A swan is in a critical condition today after flying into a lamp post and then crashing into a busy Eastbourne road.
East Sussex Wildlife Rescue & Ambulance Service received a call about a swan standing on a pavement on Pevensey Bay Road Eastbourne about 11:15am this morning. The charity send a veterinary ambulance from Polegate to the scene. A passing motorist stopped to help keep the swan safe.
“Initial indications were that the juvenile swan still flying with L plates on had crash landed in the blustery winds. In these circumstances we generally send an ambulance in case they have crashed onto the road or been hit by a car and injured. Members of the public agreed to wait at the scene to help keep the swan safe and prevent it wandering into the passing traffic" explained Kristy Sayer Duty Rescue Co-ordinator at WRAS.

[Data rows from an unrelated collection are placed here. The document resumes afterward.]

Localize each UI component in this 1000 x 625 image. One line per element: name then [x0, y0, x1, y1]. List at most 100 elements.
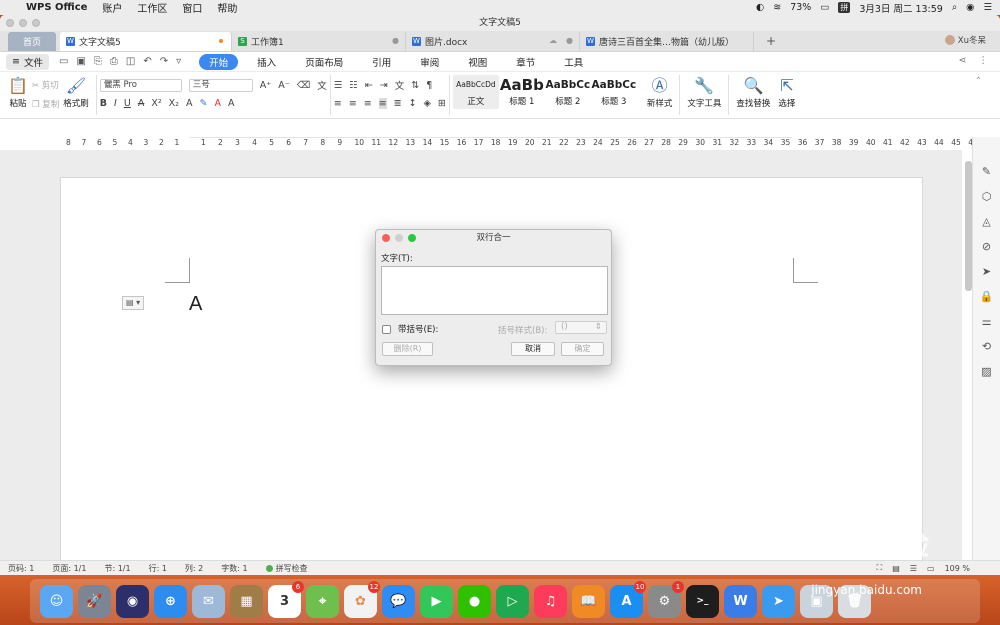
spellcheck-toggle[interactable]: 拼写检查 [265, 563, 308, 574]
align-right-icon[interactable]: ≡ [364, 98, 372, 109]
text-input[interactable] [381, 266, 608, 315]
font-color-icon[interactable]: A [214, 98, 221, 109]
tab-docx[interactable]: W 图片.docx ☁ ● [406, 32, 580, 51]
app-menu[interactable]: WPS Office [26, 2, 87, 13]
page-view-icon[interactable]: ▤ [892, 564, 900, 573]
compass-icon[interactable]: ⊘ [982, 240, 991, 253]
settings-sliders-icon[interactable]: ⚌ [982, 315, 992, 328]
chinese-layout-icon[interactable]: 文 [395, 78, 405, 92]
redo-icon[interactable]: ↷ [160, 56, 168, 67]
font-size-select[interactable]: 三号 [188, 78, 253, 92]
tab-doc-active[interactable]: W 文字文稿5 [60, 32, 232, 51]
export-icon[interactable]: ⎘ [94, 56, 102, 67]
select-button[interactable]: ⇱ 选择 [774, 75, 799, 109]
phonetic-icon[interactable]: 文 [317, 78, 327, 92]
wps-icon[interactable]: W [724, 584, 757, 618]
zoom-level[interactable]: 109 % [945, 564, 970, 573]
bracket-style-select[interactable]: () ⇕ [555, 321, 607, 334]
music-icon[interactable]: ♫ [534, 584, 567, 618]
web-view-icon[interactable]: ▭ [927, 564, 935, 573]
outline-view-icon[interactable]: ☰ [910, 564, 917, 573]
underline-icon[interactable]: U [124, 98, 131, 109]
print-icon[interactable]: ⎙ [110, 56, 118, 67]
zoom-window-button[interactable] [32, 19, 40, 27]
tab-home[interactable]: 首页 [8, 32, 56, 51]
paste-options-icon[interactable]: ▤ ▾ [122, 296, 144, 310]
pen-icon[interactable]: ✎ [982, 165, 991, 178]
sort-icon[interactable]: ⇅ [411, 80, 419, 91]
decrease-indent-icon[interactable]: ⇤ [365, 80, 373, 91]
shrink-font-icon[interactable]: A⁻ [278, 80, 290, 91]
tab-chapter[interactable]: 章节 [506, 54, 545, 70]
menu-window[interactable]: 窗口 [182, 0, 202, 15]
tab-start[interactable]: 开始 [199, 53, 239, 70]
safari-icon[interactable]: ⊕ [154, 584, 187, 618]
menu-workspace[interactable]: 工作区 [137, 0, 167, 15]
pointer-icon[interactable]: ➤ [982, 265, 991, 278]
more-icon[interactable]: ⋮ [979, 55, 989, 66]
show-marks-icon[interactable]: ¶ [426, 80, 432, 91]
text-tools-button[interactable]: 🔧 文字工具 [683, 75, 725, 109]
paint-icon[interactable]: ◬ [982, 215, 990, 228]
vertical-scrollbar[interactable] [965, 161, 972, 291]
send-icon[interactable]: ➤ [762, 584, 795, 618]
close-tab-icon[interactable]: ● [566, 36, 573, 45]
new-style-button[interactable]: Ⓐ 新样式 [643, 75, 677, 109]
cut-button[interactable]: ✂ 剪切 [32, 79, 59, 91]
siri-icon[interactable]: ◉ [116, 584, 149, 618]
delete-button[interactable]: 删除(R) [382, 342, 433, 356]
spotlight-icon[interactable]: ⌕ [952, 2, 957, 13]
subscript-icon[interactable]: X₂ [169, 98, 179, 109]
launchpad-icon[interactable]: 🚀 [78, 584, 111, 618]
tab-tools[interactable]: 工具 [554, 54, 593, 70]
books-icon[interactable]: 📖 [572, 584, 605, 618]
battery-icon[interactable]: ▭ [820, 2, 829, 13]
style-heading-1[interactable]: AaBb 标题 1 [499, 75, 545, 109]
bullets-icon[interactable]: ☰ [334, 80, 343, 91]
history-icon[interactable]: ⟲ [982, 340, 991, 353]
close-tab-icon[interactable]: ● [392, 36, 399, 45]
contacts-icon[interactable]: ▦ [230, 584, 263, 618]
text-effect-icon[interactable]: A [186, 98, 193, 109]
clear-format-icon[interactable]: ⌫ [297, 80, 310, 91]
cancel-button[interactable]: 取消 [511, 342, 555, 356]
line-spacing-icon[interactable]: ↕ [409, 98, 417, 109]
menu-account[interactable]: 账户 [102, 0, 122, 15]
calendar-icon[interactable]: 3 6 [268, 580, 304, 618]
font-name-select[interactable]: 儷黑 Pro [99, 78, 182, 92]
tab-poems[interactable]: W 唐诗三百首全集…物篇（幼儿版） [580, 32, 754, 51]
tab-insert[interactable]: 插入 [247, 54, 286, 70]
maps-icon[interactable]: ⌖ [306, 584, 339, 618]
shapes-icon[interactable]: ⬡ [982, 190, 992, 203]
photos-icon[interactable]: ✿ 12 [344, 580, 380, 618]
shading-icon[interactable]: ◈ [424, 98, 431, 109]
style-normal[interactable]: AaBbCcDd 正文 [452, 75, 499, 109]
collapse-ribbon-icon[interactable]: ⌃ [975, 76, 982, 86]
tab-review[interactable]: 审阅 [410, 54, 449, 70]
border-icon[interactable]: ⊞ [438, 98, 446, 109]
menu-help[interactable]: 帮助 [217, 0, 237, 15]
open-folder-icon[interactable]: ▭ [59, 56, 68, 67]
style-heading-2[interactable]: AaBbCc 标题 2 [545, 75, 591, 109]
wifi-icon[interactable]: ≋ [773, 2, 781, 13]
bold-icon[interactable]: B [100, 98, 107, 109]
new-tab-button[interactable]: + [754, 32, 788, 51]
tab-references[interactable]: 引用 [362, 54, 401, 70]
battery-percent[interactable]: 73% [790, 2, 811, 13]
find-replace-button[interactable]: 🔍 查找替换 [732, 75, 774, 109]
dialog-close-button[interactable] [382, 234, 390, 242]
undo-icon[interactable]: ↶ [143, 56, 151, 67]
copy-button[interactable]: ❐ 复制 [32, 98, 59, 110]
increase-indent-icon[interactable]: ⇥ [380, 80, 388, 91]
file-menu-button[interactable]: ≡ 文件 [6, 53, 49, 70]
highlight-icon[interactable]: ✎ [199, 98, 207, 109]
appstore-icon[interactable]: A 10 [610, 580, 646, 618]
tab-spreadsheet[interactable]: S 工作簿1 ● [232, 32, 406, 51]
numbering-icon[interactable]: ☷ [349, 80, 358, 91]
clock[interactable]: 3月3日 周二 13:59 [859, 1, 943, 15]
format-painter-button[interactable]: 🖌 格式刷 [59, 75, 93, 109]
share-icon[interactable]: ⋖ [959, 55, 967, 66]
image-icon[interactable]: ▨ [981, 365, 991, 378]
close-window-button[interactable] [6, 19, 14, 27]
ok-button[interactable]: 确定 [561, 342, 604, 356]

“Our ambulance arrived at the scene to find a slightly different situation and a swan badly bleeding and in need of urgent help. The person who had stopped to help the swan explained to us that they tried their best to keep the swan safe but apparently as a result of a person on a mobility scooter the swan took flight, collided with a lamp post, spun round and crashed heavily into the road" said Kristy.
As a result of this second incident the juvenile swan cracked its upper beak and damaged a toe causing significant bleeding. “Rescuers were luckily on site quickly after this second incident and transported the swan to WRAS’s Casualty Centre on the A22 at Whitesmith, where WRAS’s Vet Lourdes Cortes Saez straight away assessed the swan along with Lead Casualty Manager Katie Nunn Nash.
The swan was given pain relief, antibiotics and given an X-ray to check for fractures and internal injuries before being bedded down to recover from its ordeal." “The swan is in shock, dehydrated and left a lot of blood behind” said WRAS Vet Lourdes Cortes Saez, “the WRAS Care Team will closely monitor the swan over the next 24 – 48 hours which will be critical.”
The swan will be given fluids and checked to ensure it is able to eat and that there are no other internal injuries.